In a joint statement from the U.S. Department of the Treasury, the Federal Deposit Insurance Corp., the Office of the Comptroller of the Currency, the Office of Thrift Supervision and the Federal Reserve Board, the regulators said that under the plan to ensure that banks are adequately capitalized, announced on Feb. 10, “the capital needs of the major U.S. banking institutions will be evaluated under a more challenging economic environment” starting Feb. 25.

If these assessments indicate that additional capital is needed, “institutions will have an opportunity to turn first to private sources of capital. Otherwise, the temporary capital buffer will be made available from the government,” they said.

This additional capital does not imply a new capital standard and it is not expected to be maintained on an ongoing basis, the regulators added. Rather, it is needed to cushion against losses that may occur in the weak economic environment.

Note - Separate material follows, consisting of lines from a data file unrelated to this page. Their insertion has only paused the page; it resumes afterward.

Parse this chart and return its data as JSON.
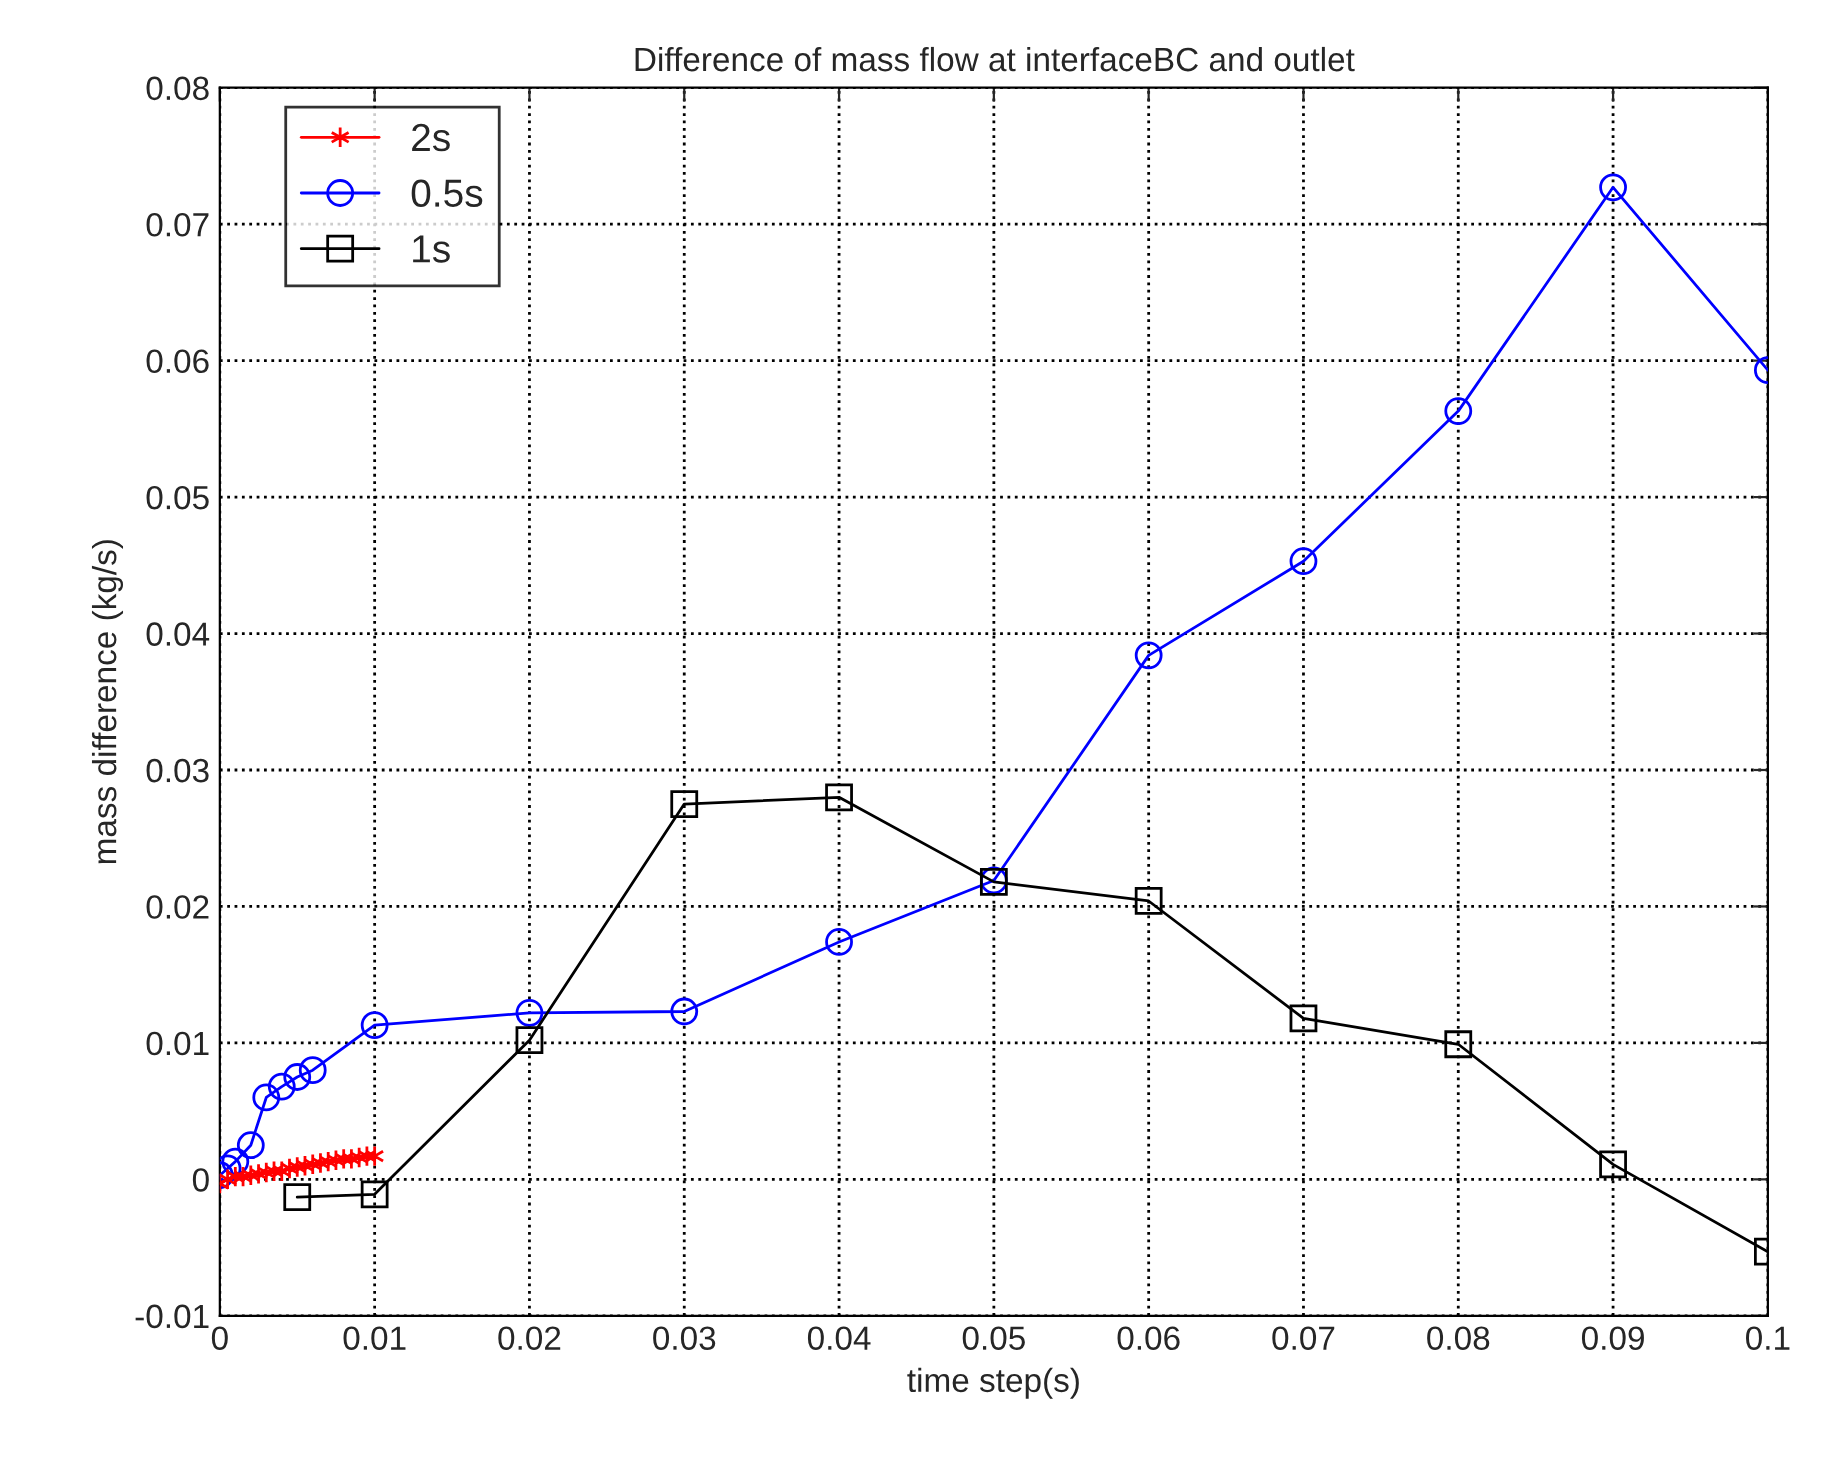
{
  "chart_data": {
    "type": "line",
    "title": "Difference of mass flow at interfaceBC and outlet",
    "xlabel": "time step(s)",
    "ylabel": "mass difference (kg/s)",
    "xlim": [
      0,
      0.1
    ],
    "xticks": [
      0,
      0.01,
      0.02,
      0.03,
      0.04,
      0.05,
      0.06,
      0.07,
      0.08,
      0.09,
      0.1
    ],
    "ylim": [
      -0.01,
      0.08
    ],
    "yticks": [
      -0.01,
      0,
      0.01,
      0.02,
      0.03,
      0.04,
      0.05,
      0.06,
      0.07,
      0.08
    ],
    "grid": true,
    "legend": "top left",
    "line_style": "solid",
    "series": [
      {
        "name": "2s",
        "color": "#ff0000",
        "marker": "cross",
        "x": [
          0,
          0.0005,
          0.001,
          0.0015,
          0.002,
          0.0025,
          0.003,
          0.0035,
          0.004,
          0.0045,
          0.005,
          0.0055,
          0.006,
          0.0065,
          0.007,
          0.0075,
          0.008,
          0.0085,
          0.009,
          0.0095,
          0.01
        ],
        "values": [
          -0.0003,
          0.0,
          0.0002,
          0.0002,
          0.0003,
          0.0004,
          0.0005,
          0.0006,
          0.0006,
          0.0008,
          0.0009,
          0.001,
          0.0011,
          0.0012,
          0.0013,
          0.0014,
          0.0015,
          0.0015,
          0.0016,
          0.0017,
          0.0017
        ]
      },
      {
        "name": "0.5s",
        "color": "#0000ff",
        "marker": "circle",
        "x": [
          0,
          0.0005,
          0.001,
          0.002,
          0.003,
          0.004,
          0.005,
          0.006,
          0.01,
          0.02,
          0.03,
          0.04,
          0.05,
          0.06,
          0.07,
          0.08,
          0.09,
          0.1
        ],
        "values": [
          0.0003,
          0.0008,
          0.0013,
          0.0025,
          0.006,
          0.0068,
          0.0075,
          0.008,
          0.0113,
          0.0122,
          0.0123,
          0.0174,
          0.0219,
          0.0384,
          0.0453,
          0.0563,
          0.0727,
          0.0593
        ]
      },
      {
        "name": "1s",
        "color": "#000000",
        "marker": "square",
        "x": [
          0.005,
          0.01,
          0.02,
          0.03,
          0.04,
          0.05,
          0.06,
          0.07,
          0.08,
          0.09,
          0.1
        ],
        "values": [
          -0.0013,
          -0.0011,
          0.0102,
          0.0275,
          0.028,
          0.0218,
          0.0204,
          0.0118,
          0.0099,
          0.0011,
          -0.0053
        ]
      }
    ]
  }
}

Any government capital will be provided in the form of mandatory convertible preferred shares, they said, adding that these shares would be converted into common equity only as necessary to keep banks’ well-capitalized position; and they can be retired if financial conditions improve before the conversion becomes mandatory.

Previous capital injections under the Troubled Asset Relief Program will also be eligible to be exchanged for the mandatory convertible preferred shares, they said. The conversion feature will enable institutions to maintain or enhance the quality of their capital.

“Currently, the major U.S. banking institutions have capital in excess of the amounts required to be considered well capitalized. This program is designed to ensure that these major banking institutions have sufficient capital to perform their critical role in our financial system on an ongoing basis and can support economic recovery, even under an economic environment that is more challenging than is currently anticipated,” the regulators said.

The authorities also stressed the government’s preference that banks should remain in private hands.